March 2017, Vol. 29, No. 3, Pages 735-782
(doi: 10.1162/NECO_a_00935)
© 2017 Massachusetts Institute of Technology
Multisensory Bayesian Inference Depends on Synapse Maturation during Training: Theoretical Analysis and Neural Modeling Implementation
Article PDF (1.18 MB)
Abstract

Recent theoretical and experimental studies suggest that in multisensory conditions, the brain performs a near-optimal Bayesian estimate of external events, giving more weight to the more reliable stimuli. However, the neural mechanisms responsible for this behavior, and its progressive maturation in a multisensory environment, are still insufficiently understood. The aim of this letter is to analyze this problem with a neural network model of audiovisual integration, based on probabilistic population coding—the idea that a population of neurons can encode probability functions to perform Bayesian inference. The model consists of two chains of unisensory neurons (auditory and visual) topologically organized. They receive the corresponding input through a plastic receptive field and reciprocally exchange plastic cross-modal synapses, which encode the spatial co-occurrence of visual-auditory inputs. A third chain of multisensory neurons performs a simple sum of auditory and visual excitations.

The work includes a theoretical part and a computer simulation study.

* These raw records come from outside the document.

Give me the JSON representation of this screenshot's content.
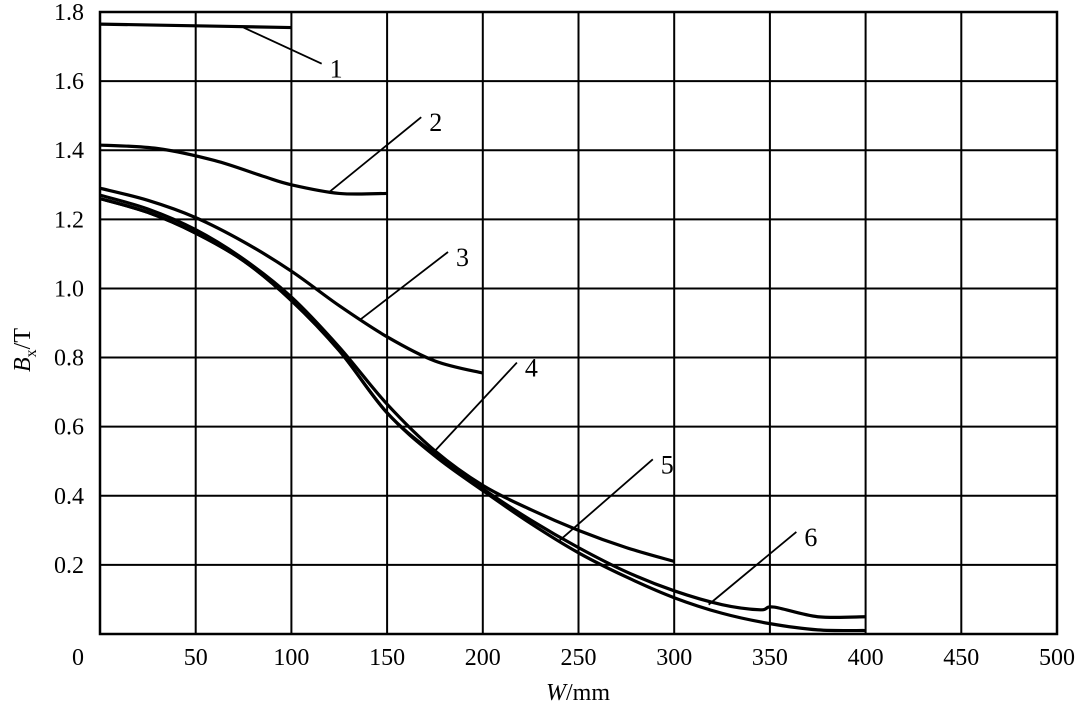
{
  "chart_data": {
    "type": "line",
    "title": "",
    "xlabel_italic": "W",
    "xlabel_rest": "/mm",
    "ylabel_italic": "B",
    "ylabel_sub": "x",
    "ylabel_rest": "/T",
    "xlim": [
      0,
      500
    ],
    "ylim": [
      0,
      1.8
    ],
    "grid": true,
    "x_ticks": [
      0,
      50,
      100,
      150,
      200,
      250,
      300,
      350,
      400,
      450,
      500
    ],
    "x_tick_labels": [
      "0",
      "50",
      "100",
      "150",
      "200",
      "250",
      "300",
      "350",
      "400",
      "450",
      "500"
    ],
    "y_ticks": [
      0.2,
      0.4,
      0.6,
      0.8,
      1.0,
      1.2,
      1.4,
      1.6,
      1.8
    ],
    "y_tick_labels": [
      "0.2",
      "0.4",
      "0.6",
      "0.8",
      "1.0",
      "1.2",
      "1.4",
      "1.6",
      "1.8"
    ],
    "series": [
      {
        "name": "1",
        "x": [
          0,
          50,
          100
        ],
        "y": [
          1.765,
          1.76,
          1.755
        ],
        "label_at": [
          120,
          1.61
        ],
        "leader_to": [
          75,
          1.755
        ]
      },
      {
        "name": "2",
        "x": [
          0,
          30,
          60,
          85,
          100,
          125,
          150
        ],
        "y": [
          1.415,
          1.405,
          1.37,
          1.325,
          1.3,
          1.275,
          1.275
        ],
        "label_at": [
          172,
          1.455
        ],
        "leader_to": [
          120,
          1.28
        ]
      },
      {
        "name": "3",
        "x": [
          0,
          25,
          50,
          75,
          100,
          125,
          150,
          175,
          200
        ],
        "y": [
          1.29,
          1.255,
          1.205,
          1.135,
          1.05,
          0.95,
          0.86,
          0.79,
          0.755
        ],
        "label_at": [
          186,
          1.065
        ],
        "leader_to": [
          136,
          0.91
        ]
      },
      {
        "name": "4",
        "x": [
          0,
          25,
          50,
          75,
          100,
          125,
          150,
          175,
          200,
          225,
          250,
          275,
          300
        ],
        "y": [
          1.27,
          1.23,
          1.17,
          1.085,
          0.975,
          0.83,
          0.665,
          0.53,
          0.43,
          0.36,
          0.3,
          0.25,
          0.21
        ],
        "label_at": [
          222,
          0.745
        ],
        "leader_to": [
          175,
          0.53
        ]
      },
      {
        "name": "5",
        "x": [
          0,
          25,
          50,
          75,
          100,
          125,
          150,
          175,
          200,
          225,
          250,
          275,
          300,
          325,
          350,
          375,
          400
        ],
        "y": [
          1.26,
          1.22,
          1.16,
          1.08,
          0.965,
          0.82,
          0.64,
          0.515,
          0.415,
          0.32,
          0.235,
          0.165,
          0.105,
          0.06,
          0.03,
          0.012,
          0.01
        ],
        "label_at": [
          293,
          0.465
        ],
        "leader_to": [
          240,
          0.27
        ]
      },
      {
        "name": "6",
        "x": [
          0,
          25,
          50,
          75,
          100,
          125,
          150,
          175,
          200,
          225,
          250,
          275,
          300,
          325,
          345,
          352,
          375,
          400
        ],
        "y": [
          1.26,
          1.22,
          1.16,
          1.08,
          0.965,
          0.82,
          0.64,
          0.52,
          0.42,
          0.33,
          0.25,
          0.18,
          0.125,
          0.085,
          0.07,
          0.078,
          0.05,
          0.05
        ],
        "label_at": [
          368,
          0.255
        ],
        "leader_to": [
          318,
          0.085
        ]
      }
    ]
  }
}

We show how a simple rule for synapse learning (consisting of Hebbian reinforcement and a decay term) can be used during training to shrink the receptive fields and encode the unisensory likelihood functions. Hence, after training, each unisensory area realizes a maximum likelihood estimate of stimulus position (auditory or visual). In cross-modal conditions, the same learning rule can encode information on prior probability into the cross-modal synapses. Computer simulations confirm the theoretical results and show that the proposed network can realize a maximum likelihood estimate of auditory (or visual) positions in unimodal conditions and a Bayesian estimate, with moderate deviations from optimality, in cross-modal conditions. Furthermore, the model explains the ventriloquism illusion and, looking at the activity in the multimodal neurons, explains the automatic reweighting of auditory and visual inputs on a trial-by-trial basis, according to the reliability of the individual cues.